Second, the acquirer needs to be in a dominant position. If dominance is only established as a result of the merger, there is no pre-merger dominance that could be abused.
Third, the acquisition must substantially impede competition, to the extent that “only undertakings whose behaviour depend on the dominant undertaking would remain in the market”. This standard seems to be higher than the test under the EUMR where a “significant lessening of effective competition” justifies a prohibition.
Enforcement against non-reportable mergers is not unheard of
At EU level, a non-reportable merger can be referred to the European Commission under Article 22 EUMR. It has been used once, in Illumina/Grail, which the Commission prohibited. Many more transactions have been screened using Article 22 EUMR and the Commission continues to do so.
Sweden has its own call-in right for some non-reportable mergers. There are turnover thresholds, and indications of significant harm to competition are required.
In Belgium, Luxembourg, and Italy, abuse of dominance rules have already been applied to mergers with different outcomes. In Alken-Maes/AB InBev, the BCA took the view that mergers below national thresholds can be reviewed under national antitrust rules if they lead to a prima facie anticompetitive effect. The Brussels Court of Appeal upheld this view but the BCA did not go on to block this acquisition. The review of the acquisition of edpnet by Proximus is now pending following the ECJ’s blessing in Towercast.
The competition authority in Luxembourg concluded in the Utopia case that a merger can be subject to antitrust rules if it has produced anticompetitive effects on the market. This case concerned the acquisition of a local cinema by a neighbouring (dominant) one. The takeover was eventually cleared, as the NCA found that the failing firm defence was applicable and that therefore the acquisition did not produce anticompetitive effects on the market.
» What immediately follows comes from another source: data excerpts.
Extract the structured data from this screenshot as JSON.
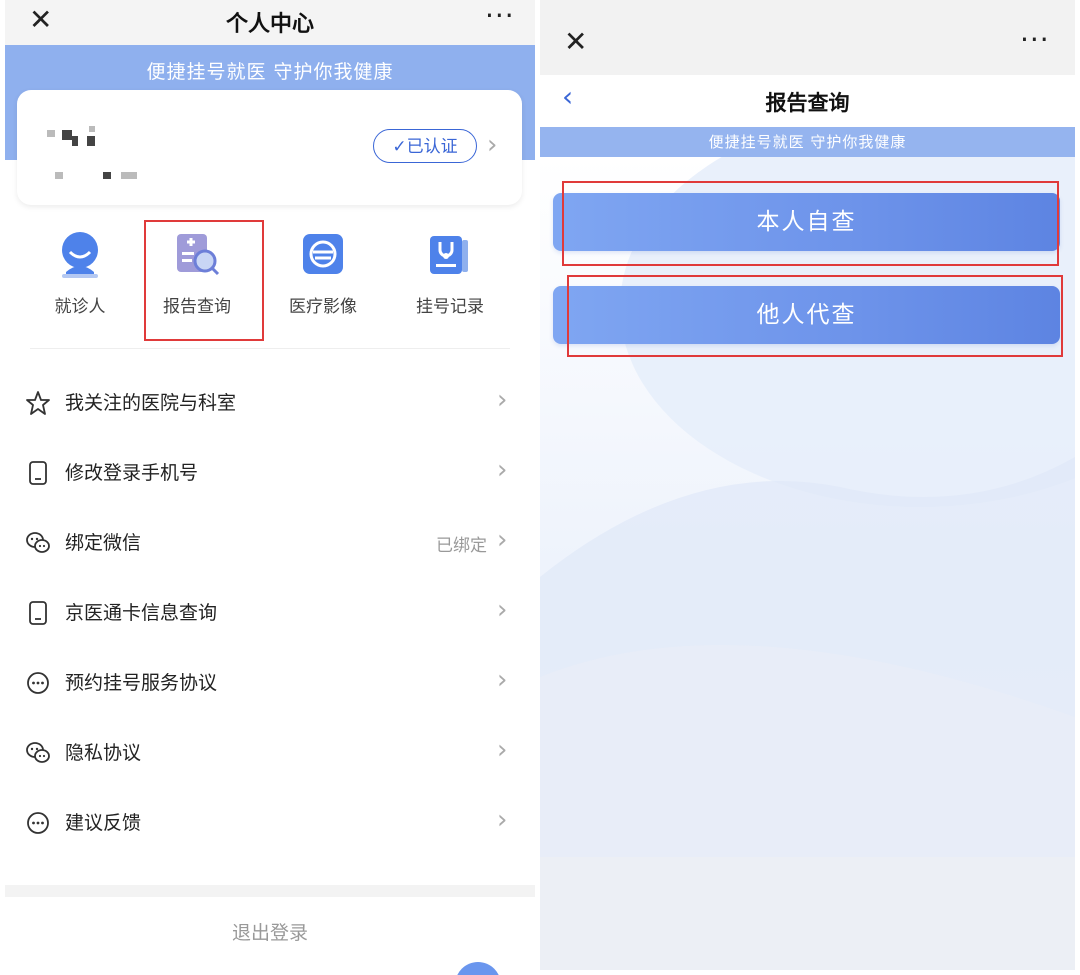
{
  "left": {
    "title": "个人中心",
    "slogan": "便捷挂号就医 守护你我健康",
    "user_card": {
      "verified_label": "✓已认证"
    },
    "quick_actions": [
      {
        "label": "就诊人",
        "icon": "patient-icon"
      },
      {
        "label": "报告查询",
        "icon": "report-search-icon"
      },
      {
        "label": "医疗影像",
        "icon": "medical-imaging-icon"
      },
      {
        "label": "挂号记录",
        "icon": "registration-record-icon"
      }
    ],
    "menu": [
      {
        "label": "我关注的医院与科室",
        "icon": "star-icon",
        "value": ""
      },
      {
        "label": "修改登录手机号",
        "icon": "phone-icon",
        "value": ""
      },
      {
        "label": "绑定微信",
        "icon": "wechat-icon",
        "value": "已绑定"
      },
      {
        "label": "京医通卡信息查询",
        "icon": "card-icon",
        "value": ""
      },
      {
        "label": "预约挂号服务协议",
        "icon": "chat-dots-icon",
        "value": ""
      },
      {
        "label": "隐私协议",
        "icon": "wechat-icon",
        "value": ""
      },
      {
        "label": "建议反馈",
        "icon": "chat-dots-icon",
        "value": ""
      }
    ],
    "logout_label": "退出登录"
  },
  "right": {
    "title": "报告查询",
    "slogan": "便捷挂号就医 守护你我健康",
    "buttons": [
      {
        "label": "本人自查"
      },
      {
        "label": "他人代查"
      }
    ]
  },
  "colors": {
    "accent": "#3a66d6",
    "banner": "#8fb0ee",
    "highlight": "#e03a3a"
  }
}
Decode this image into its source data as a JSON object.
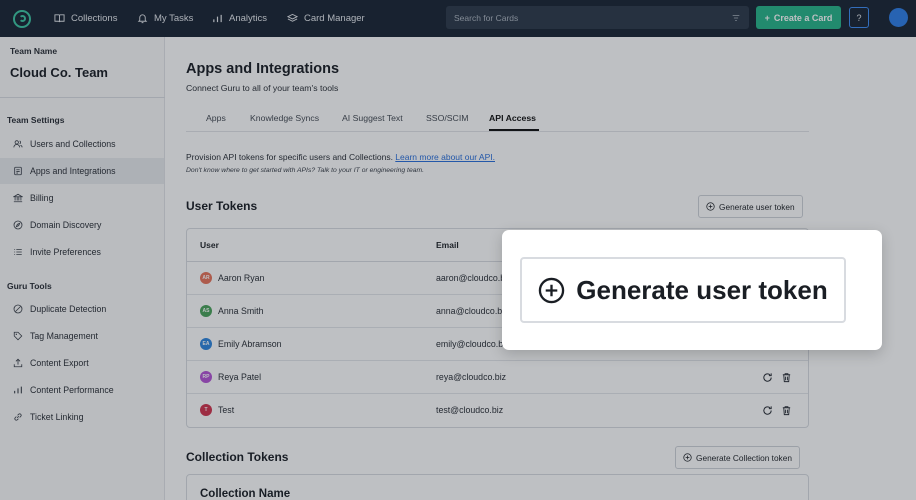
{
  "nav": {
    "collections": "Collections",
    "my_tasks": "My Tasks",
    "analytics": "Analytics",
    "card_manager": "Card Manager",
    "search_placeholder": "Search for Cards",
    "create_card": "Create a Card",
    "help": "?"
  },
  "sidebar": {
    "team_label": "Team Name",
    "team_name": "Cloud Co. Team",
    "team_settings_title": "Team Settings",
    "team_settings": [
      "Users and Collections",
      "Apps and Integrations",
      "Billing",
      "Domain Discovery",
      "Invite Preferences"
    ],
    "guru_tools_title": "Guru Tools",
    "guru_tools": [
      "Duplicate Detection",
      "Tag Management",
      "Content Export",
      "Content Performance",
      "Ticket Linking"
    ]
  },
  "main": {
    "title": "Apps and Integrations",
    "subtitle": "Connect Guru to all of your team's tools",
    "tabs": [
      "Apps",
      "Knowledge Syncs",
      "AI Suggest Text",
      "SSO/SCIM",
      "API Access"
    ],
    "active_tab": "API Access",
    "intro_text": "Provision API tokens for specific users and Collections. ",
    "intro_link": "Learn more about our API.",
    "intro_small": "Don't know where to get started with APIs? Talk to your IT or engineering team.",
    "user_tokens_title": "User Tokens",
    "generate_user_token": "Generate user token",
    "columns": {
      "user": "User",
      "email": "Email"
    },
    "users": [
      {
        "initials": "AR",
        "name": "Aaron Ryan",
        "email": "aaron@cloudco.biz",
        "color": "#e8735a"
      },
      {
        "initials": "AS",
        "name": "Anna Smith",
        "email": "anna@cloudco.b",
        "color": "#4aa35a"
      },
      {
        "initials": "EA",
        "name": "Emily Abramson",
        "email": "emily@cloudco.b",
        "color": "#2e86de"
      },
      {
        "initials": "RP",
        "name": "Reya Patel",
        "email": "reya@cloudco.biz",
        "color": "#b455d6"
      },
      {
        "initials": "T",
        "name": "Test",
        "email": "test@cloudco.biz",
        "color": "#d1344e"
      }
    ],
    "collection_tokens_title": "Collection Tokens",
    "generate_collection_token": "Generate Collection token",
    "collection_name_header": "Collection Name"
  },
  "callout": {
    "label": "Generate user token"
  }
}
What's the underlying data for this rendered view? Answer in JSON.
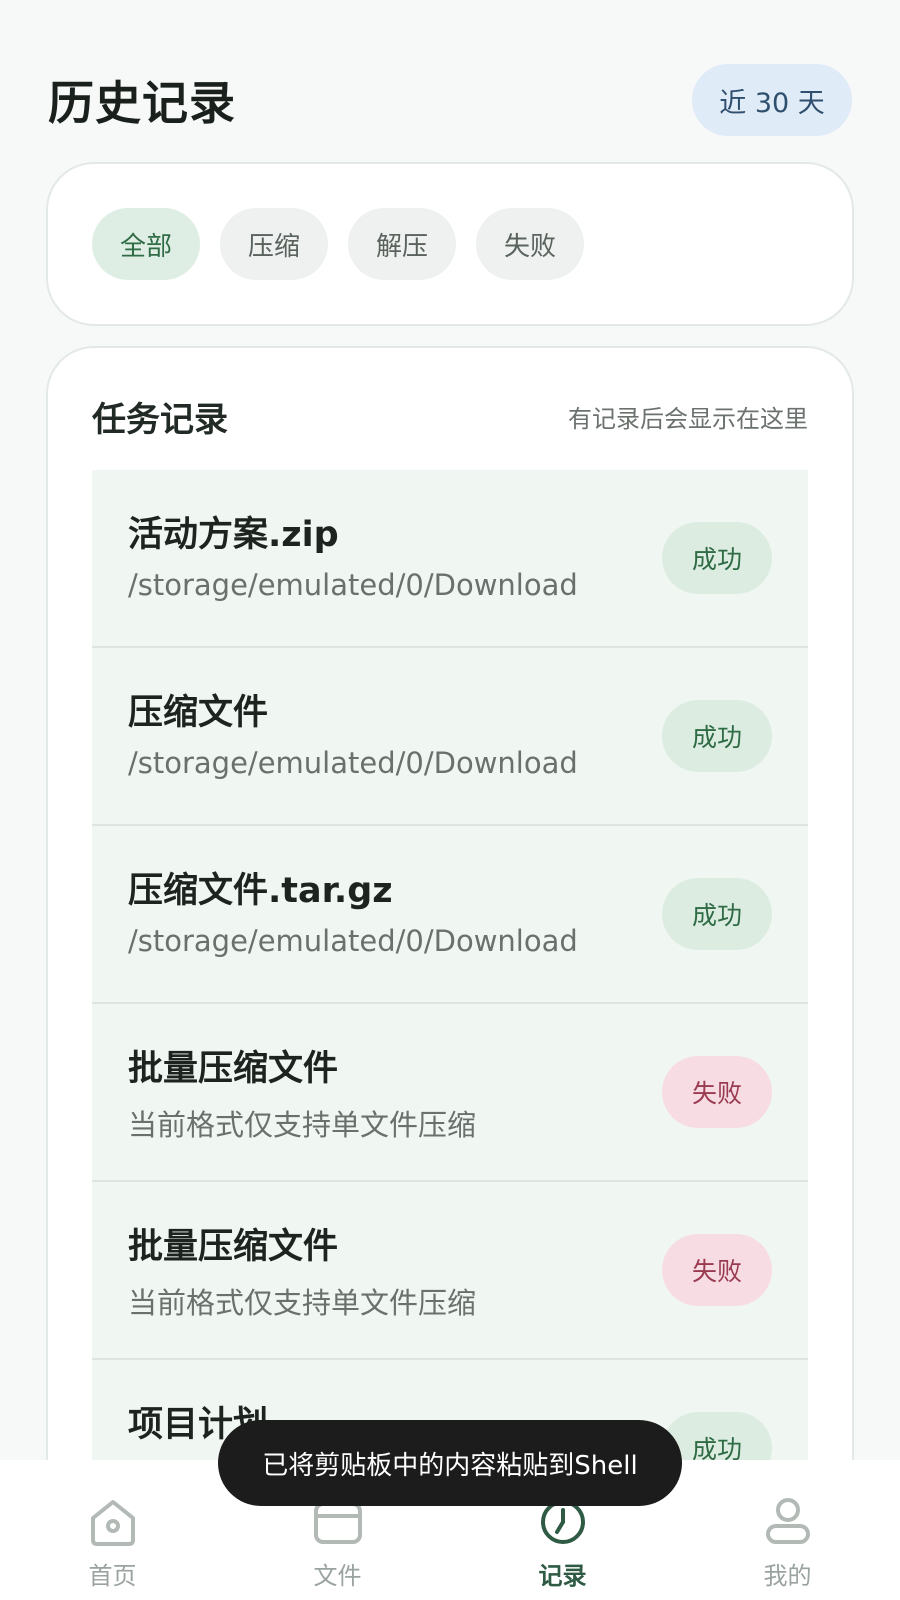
{
  "header": {
    "title": "历史记录",
    "range": "近 30 天"
  },
  "filters": [
    {
      "label": "全部",
      "active": true
    },
    {
      "label": "压缩",
      "active": false
    },
    {
      "label": "解压",
      "active": false
    },
    {
      "label": "失败",
      "active": false
    }
  ],
  "records": {
    "title": "任务记录",
    "hint": "有记录后会显示在这里",
    "items": [
      {
        "name": "活动方案.zip",
        "detail": "/storage/emulated/0/Download",
        "status": "成功",
        "state": "ok"
      },
      {
        "name": "压缩文件",
        "detail": "/storage/emulated/0/Download",
        "status": "成功",
        "state": "ok"
      },
      {
        "name": "压缩文件.tar.gz",
        "detail": "/storage/emulated/0/Download",
        "status": "成功",
        "state": "ok"
      },
      {
        "name": "批量压缩文件",
        "detail": "当前格式仅支持单文件压缩",
        "status": "失败",
        "state": "fail"
      },
      {
        "name": "批量压缩文件",
        "detail": "当前格式仅支持单文件压缩",
        "status": "失败",
        "state": "fail"
      },
      {
        "name": "项目计划",
        "detail": "",
        "status": "成功",
        "state": "ok"
      }
    ]
  },
  "toast": "已将剪贴板中的内容粘贴到Shell",
  "nav": [
    {
      "label": "首页",
      "icon": "home-icon",
      "active": false
    },
    {
      "label": "文件",
      "icon": "folder-icon",
      "active": false
    },
    {
      "label": "记录",
      "icon": "clock-icon",
      "active": true
    },
    {
      "label": "我的",
      "icon": "person-icon",
      "active": false
    }
  ],
  "colors": {
    "accent": "#2f5a44",
    "success_bg": "#dcece1",
    "fail_bg": "#f7dde3",
    "range_bg": "#dfebf7"
  }
}
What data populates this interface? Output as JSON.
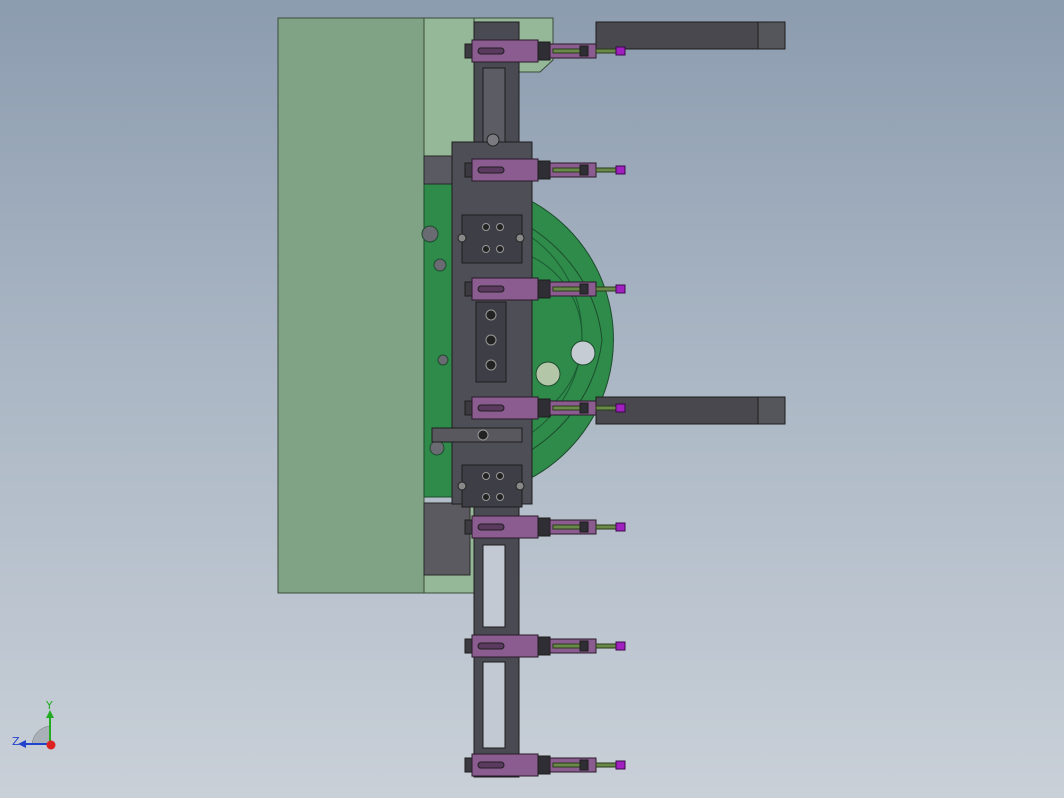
{
  "viewport": {
    "title": "",
    "colors": {
      "background_top": "#8c9caf",
      "background_bottom": "#c9d0d8",
      "housing": "#7fa384",
      "housing_light": "#95b898",
      "flange": "#2e8b4a",
      "frame": "#4a4a52",
      "clamp": "#8a5c8f",
      "pin": "#6a8a4a"
    },
    "clamps": [
      {
        "name": "clamp-1",
        "has_arm": true
      },
      {
        "name": "clamp-2",
        "has_arm": false
      },
      {
        "name": "clamp-3",
        "has_arm": false
      },
      {
        "name": "clamp-4",
        "has_arm": true
      },
      {
        "name": "clamp-5",
        "has_arm": false
      },
      {
        "name": "clamp-6",
        "has_arm": false
      },
      {
        "name": "clamp-7",
        "has_arm": false
      }
    ]
  },
  "triad": {
    "y_label": "Y",
    "z_label": "Z",
    "colors": {
      "y": "#22aa22",
      "z": "#2244cc",
      "x": "#dd2222"
    }
  }
}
In December 2020, the Italian competition authority fined TicketOne for abusing its dominant position by, inter alia, completing four acquisitions below the national merger control thresholds. However, a regional court annulled the fine, arguing that Article 21(1) EUMR excludes the application of antitrust rules to concentrations. Towercast now proves the Italian court wrong and the national competition authority right.
In the Netherlands, the Authority for Consumers and Markets prohibited the acquisition of Mauritskliniek by Bergman Clinics, both health care providers, in 2021. Bergman Clinics had previously completed multiple small acquisitions below national merger control thresholds. Martijn Snoep, chairman of the ACM, noted: “Growing independently is always possible. But there is a limit to a growth strategy of 'stringing beads', in which a very strong party takes over other smaller healthcare providers, because this can cause prices to rise further.” Towercast enables NCAs to intervene earlier in cases of creeping acquisitions by a dominant undertaking.
Practical implications and takeaways
The EU is now more aligned with other global merger control regimes like the US and China (and, some may say, inching closer to the UK’s more flexible toolkit). There is no safe harbour for anticompetitive mergers that are below jurisdictional thresholds. Article 22 EUMR seems better suited for international mergers that the European Commission may be better placed to review. Meanwhile, Towercast provides a tool that seems better suited to smaller acquisitions at Member State level where they are of interest to a national competition authority.
In any event, the takeaway is that merging parties will have to consider whether competition concerns and complaints are likely, even if their merger does not require notification. The risk assessment will not be the same for buyers and sellers and different ways to address this in transaction documents have already emerged.